Peptide variations do not always prevent inhibition, and their impacts can vary based on the education of a person’s KIR-HLA genotype. For example, the immunodominant peptide from the HIV gag protein evades recognition by T cells through mutation, but stabilizes binding to the HLA-Bw4 isoform, HLA-B*57. In individuals co-expressing KIR3DL1, this altered peptide prevents binding (and therefore inhibitory signaling) [108]. Peptide binding in HLA molecules can also serve to permit HLA binding to activating KIR. For example, a peptide derived from the HCV helicase can be presented in HLA-C*01 and detected by KIR2DS2+ NK cells, triggering activation [109]. The same genetic combination similarly enables recognition of a conserved helicase peptide sequence in flaviviruses [109]. Hence, although viruses may tailor peptides to support NK cell inhibition over activation, in those individuals activating KIR, this strategy could backfire as NK cells recognize viral peptide-loaded HLA molecules as activating ligands.

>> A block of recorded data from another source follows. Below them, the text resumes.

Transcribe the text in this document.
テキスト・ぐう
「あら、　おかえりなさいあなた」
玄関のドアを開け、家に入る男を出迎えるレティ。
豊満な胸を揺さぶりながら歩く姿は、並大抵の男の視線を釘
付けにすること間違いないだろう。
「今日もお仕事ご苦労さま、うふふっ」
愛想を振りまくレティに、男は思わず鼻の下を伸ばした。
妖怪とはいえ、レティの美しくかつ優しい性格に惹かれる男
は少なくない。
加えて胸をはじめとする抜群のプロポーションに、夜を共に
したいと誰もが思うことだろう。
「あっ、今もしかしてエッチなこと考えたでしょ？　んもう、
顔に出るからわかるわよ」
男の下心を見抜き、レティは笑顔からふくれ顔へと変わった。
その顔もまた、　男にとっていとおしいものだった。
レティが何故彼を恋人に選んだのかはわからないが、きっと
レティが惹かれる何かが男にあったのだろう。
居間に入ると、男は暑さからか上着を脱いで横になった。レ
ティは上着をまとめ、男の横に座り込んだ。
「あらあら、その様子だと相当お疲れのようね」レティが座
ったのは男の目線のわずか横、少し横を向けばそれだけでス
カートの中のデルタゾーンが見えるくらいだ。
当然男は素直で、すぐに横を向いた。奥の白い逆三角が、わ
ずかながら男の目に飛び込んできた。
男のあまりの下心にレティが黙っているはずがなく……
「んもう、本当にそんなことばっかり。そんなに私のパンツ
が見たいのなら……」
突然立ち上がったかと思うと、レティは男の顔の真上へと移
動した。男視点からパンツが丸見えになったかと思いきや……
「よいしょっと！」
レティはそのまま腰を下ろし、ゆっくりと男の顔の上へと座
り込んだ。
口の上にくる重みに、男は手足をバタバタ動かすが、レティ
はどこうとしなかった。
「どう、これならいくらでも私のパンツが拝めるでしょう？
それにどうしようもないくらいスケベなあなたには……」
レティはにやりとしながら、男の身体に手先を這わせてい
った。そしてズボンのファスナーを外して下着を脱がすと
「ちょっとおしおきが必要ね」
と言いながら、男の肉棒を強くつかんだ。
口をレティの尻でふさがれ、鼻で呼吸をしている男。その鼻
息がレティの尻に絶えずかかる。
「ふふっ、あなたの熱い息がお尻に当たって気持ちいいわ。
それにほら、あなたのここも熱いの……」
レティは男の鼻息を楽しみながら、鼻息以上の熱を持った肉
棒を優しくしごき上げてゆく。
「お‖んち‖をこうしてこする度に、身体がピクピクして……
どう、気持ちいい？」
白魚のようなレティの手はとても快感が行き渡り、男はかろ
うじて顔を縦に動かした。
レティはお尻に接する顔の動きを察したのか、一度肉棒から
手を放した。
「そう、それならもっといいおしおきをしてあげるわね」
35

5. Summary and Future Directions

NK cells’ ongoing interactions with viruses are complex and foster their co-evolution; imprints of this co-evolution are visible as viral adaptations and diversity in NK cell immunogenetics. Variation in HLA diversifies the range of peptides that can be bound and presented both to T cells and NK cells. These alterations in HLA also impact the strength with which KIR molecules are bound, and the avidity of these overall interactions by impacting the density of their cell surface expression. Viruses, in turn, may alter NK cell recognition by forcing inhibition, encoding inhibitory mimic molecules or playing the odds to simultaneously avoid recognition by T cells and NK cells through selective downregulation of particular HLA molecules that are not present in all individuals in a population. Increasing resolution and techniques to assess NK cell immunogenetics, function and viral complexities is shedding light on NK-virus interactions.

The relationships between viral infection/co-infection with diverse NK cell function driven by NK cell education remain to be extensively studied. Given the impact of NK cell education on the potential outcomes, it will be important to study these interactions in human populations. Populations who are at-risk for viral infection through repeated exposure, immunocompromise or risk behaviors are identifying how the differences in NK cell between individuals impact resistance or susceptibility to infection. Prospective studies in at-risk populations could lead to more precise approaches to vaccination, prevention and therapy that work with a person’s NK cell repertoire to facilitate durable virus control. In the case of HCV, the increasing use of direct acting antivirals as a cure affords an opportunity to understand how the NK cell repertoire changes in the presence or absence of virus infection. Likewise, HCMV-seronegative patients undergoing transplantation of HCMV+ donor cells and organs afford the opportunity to study virus-NK interactions in real time.

Differences among NK cell education, phenotype and function predict outcomes of virus infection and highlight opportunities for antiviral strategies that collaborate with NK cell reactive potential. These studies and strategies should be considered in light of patients’ compound KIR and HLA genotypes, now known to dramatically alter the NK response to, and outcomes of, virus infection. That NK cells can exhibit long-lived memory and virus-specific immune responses suggests that they may be mediators or targets for effective vaccination. In particular, strategies to elicit adaptive NK cell populations or promote NK cell activation by vaccines especially in the therapeutic or acute context are all the subjects of active investigation. Further study of NK cell signaling and the components of activation and regulation that influence virus infection and clearance might assist in pharmacologic manipulation of NK cells or adoptive cell therapy to maximize their antiviral contributions.